Dr Yatindra Siddaramiah, son of Karnataka Chief Minister Siddaramiah, has courted controversy by going against the directives of his father and criticising Yaduveer Krishnadatta Chamaraja Wadiyar, a member of the Mysore royal family and the BJP candidate in the Mysore-Kodagu seat.
Addressing a roadside public meeting, Yatindra said Yaduveer lived in an ivory tower and was unaware of the problems faced by the common people. "When we ourselves cannot go inside his private palace, how can you expect the ordinary workers to enter the palace?” he asked.
After the BJP named Yaduveer as the candidate for Mysore-Kodagu, Siddaramaiah had instructed his party men not to make any adverse or objectionable comments on the member of the popular royal family, lest it alienate the people.
Within a week of the directive, Yatindra violated it by commenting on Yaduveer's lifestyle, inadvertently playing into the BJP hands. The saffron party wasted no time in assailing Yatindra and the Congress, pointing out the Wadiyars had been one of the most progressive rulers in pre-independent India.
In the past, Siddaramaiah had come under fire even from his party members for questioning the contributions of the Mysore rulers and stating that the development works they implemented was out of people's money.

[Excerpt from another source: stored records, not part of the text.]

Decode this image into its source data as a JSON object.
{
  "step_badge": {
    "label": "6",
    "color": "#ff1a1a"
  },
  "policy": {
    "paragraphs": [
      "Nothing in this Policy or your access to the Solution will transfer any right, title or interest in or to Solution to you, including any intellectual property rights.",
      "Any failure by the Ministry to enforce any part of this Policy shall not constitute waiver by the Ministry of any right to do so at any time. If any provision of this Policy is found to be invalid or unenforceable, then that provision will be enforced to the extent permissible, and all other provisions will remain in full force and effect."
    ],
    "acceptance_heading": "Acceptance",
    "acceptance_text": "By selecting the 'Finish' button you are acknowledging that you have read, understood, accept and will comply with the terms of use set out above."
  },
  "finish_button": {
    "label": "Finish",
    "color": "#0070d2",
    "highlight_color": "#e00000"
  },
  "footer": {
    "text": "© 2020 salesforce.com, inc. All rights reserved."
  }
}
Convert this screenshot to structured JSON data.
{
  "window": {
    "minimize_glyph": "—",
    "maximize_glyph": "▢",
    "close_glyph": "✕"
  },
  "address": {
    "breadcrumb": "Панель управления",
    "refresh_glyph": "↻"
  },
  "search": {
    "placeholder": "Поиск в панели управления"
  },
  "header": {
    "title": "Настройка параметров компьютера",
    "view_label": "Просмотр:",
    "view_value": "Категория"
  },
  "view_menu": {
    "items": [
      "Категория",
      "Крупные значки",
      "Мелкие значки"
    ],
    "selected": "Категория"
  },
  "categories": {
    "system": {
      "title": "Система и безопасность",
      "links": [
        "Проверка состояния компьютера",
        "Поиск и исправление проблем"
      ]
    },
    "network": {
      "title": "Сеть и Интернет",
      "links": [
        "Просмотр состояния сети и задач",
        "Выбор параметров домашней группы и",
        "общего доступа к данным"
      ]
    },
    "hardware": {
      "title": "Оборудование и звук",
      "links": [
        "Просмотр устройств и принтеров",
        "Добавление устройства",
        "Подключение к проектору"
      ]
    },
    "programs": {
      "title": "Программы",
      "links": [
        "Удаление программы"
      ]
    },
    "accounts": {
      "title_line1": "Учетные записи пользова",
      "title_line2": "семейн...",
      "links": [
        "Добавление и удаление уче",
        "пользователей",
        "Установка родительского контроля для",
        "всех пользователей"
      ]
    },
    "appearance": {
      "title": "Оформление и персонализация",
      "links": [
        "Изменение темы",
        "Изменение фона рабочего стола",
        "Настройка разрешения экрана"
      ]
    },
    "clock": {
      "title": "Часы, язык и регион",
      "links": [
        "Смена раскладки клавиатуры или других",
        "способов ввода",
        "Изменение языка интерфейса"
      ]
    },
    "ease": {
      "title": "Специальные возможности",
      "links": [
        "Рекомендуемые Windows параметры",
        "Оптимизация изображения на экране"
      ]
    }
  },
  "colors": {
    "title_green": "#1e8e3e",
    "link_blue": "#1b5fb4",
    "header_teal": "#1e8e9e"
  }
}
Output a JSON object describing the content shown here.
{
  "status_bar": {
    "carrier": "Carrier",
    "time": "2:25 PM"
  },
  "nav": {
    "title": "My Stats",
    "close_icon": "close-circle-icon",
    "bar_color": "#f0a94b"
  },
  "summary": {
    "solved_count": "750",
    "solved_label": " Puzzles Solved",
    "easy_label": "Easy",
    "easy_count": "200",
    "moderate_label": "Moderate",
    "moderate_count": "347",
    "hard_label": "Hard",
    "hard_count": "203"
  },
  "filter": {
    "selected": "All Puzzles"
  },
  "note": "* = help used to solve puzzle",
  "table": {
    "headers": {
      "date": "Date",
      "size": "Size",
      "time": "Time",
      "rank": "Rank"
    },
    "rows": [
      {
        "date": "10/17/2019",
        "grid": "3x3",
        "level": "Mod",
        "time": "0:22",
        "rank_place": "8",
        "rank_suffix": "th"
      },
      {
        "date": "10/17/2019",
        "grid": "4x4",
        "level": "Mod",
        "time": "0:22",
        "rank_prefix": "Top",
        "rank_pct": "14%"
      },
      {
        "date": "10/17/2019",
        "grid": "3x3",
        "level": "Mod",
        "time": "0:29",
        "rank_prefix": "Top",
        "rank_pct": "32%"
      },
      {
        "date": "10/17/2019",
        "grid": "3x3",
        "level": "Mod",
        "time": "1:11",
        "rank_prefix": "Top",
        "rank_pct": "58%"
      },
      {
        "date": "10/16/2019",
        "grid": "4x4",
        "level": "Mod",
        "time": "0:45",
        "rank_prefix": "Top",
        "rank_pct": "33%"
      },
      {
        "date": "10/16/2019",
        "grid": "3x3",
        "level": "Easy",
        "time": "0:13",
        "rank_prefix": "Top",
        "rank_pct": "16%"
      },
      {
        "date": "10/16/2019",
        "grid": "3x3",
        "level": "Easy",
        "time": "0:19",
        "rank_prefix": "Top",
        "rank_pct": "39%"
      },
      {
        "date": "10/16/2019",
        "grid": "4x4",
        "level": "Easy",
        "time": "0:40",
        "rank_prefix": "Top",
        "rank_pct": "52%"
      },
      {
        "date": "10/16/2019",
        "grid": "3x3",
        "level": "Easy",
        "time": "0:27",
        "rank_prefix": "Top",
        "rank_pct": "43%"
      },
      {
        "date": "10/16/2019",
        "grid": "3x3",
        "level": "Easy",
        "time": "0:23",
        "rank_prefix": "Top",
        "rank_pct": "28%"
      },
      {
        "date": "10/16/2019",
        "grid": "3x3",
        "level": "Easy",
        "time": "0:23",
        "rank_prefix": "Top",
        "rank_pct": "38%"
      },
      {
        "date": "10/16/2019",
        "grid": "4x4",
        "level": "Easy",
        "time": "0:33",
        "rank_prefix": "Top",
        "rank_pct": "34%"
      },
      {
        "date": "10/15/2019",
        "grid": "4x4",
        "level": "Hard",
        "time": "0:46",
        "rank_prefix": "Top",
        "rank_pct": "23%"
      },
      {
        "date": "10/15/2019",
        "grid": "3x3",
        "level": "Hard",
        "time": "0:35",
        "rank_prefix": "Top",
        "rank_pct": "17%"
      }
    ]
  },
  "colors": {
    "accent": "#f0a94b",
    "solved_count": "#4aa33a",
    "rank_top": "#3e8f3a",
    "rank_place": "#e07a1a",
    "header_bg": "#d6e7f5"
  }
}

In another incident, when Yaduveer's predecessor Srikantadatta Narasimharaja Wadiyar passed away in 2013, the royal family had requested the government to scale down the Dasara celebrations that year but the chief minister rejected it, saying the royal reign had ended long ago. But the government had to climb down, after senior Congress leaders like V Srinivasaprasad and A H Vishwanath intervened.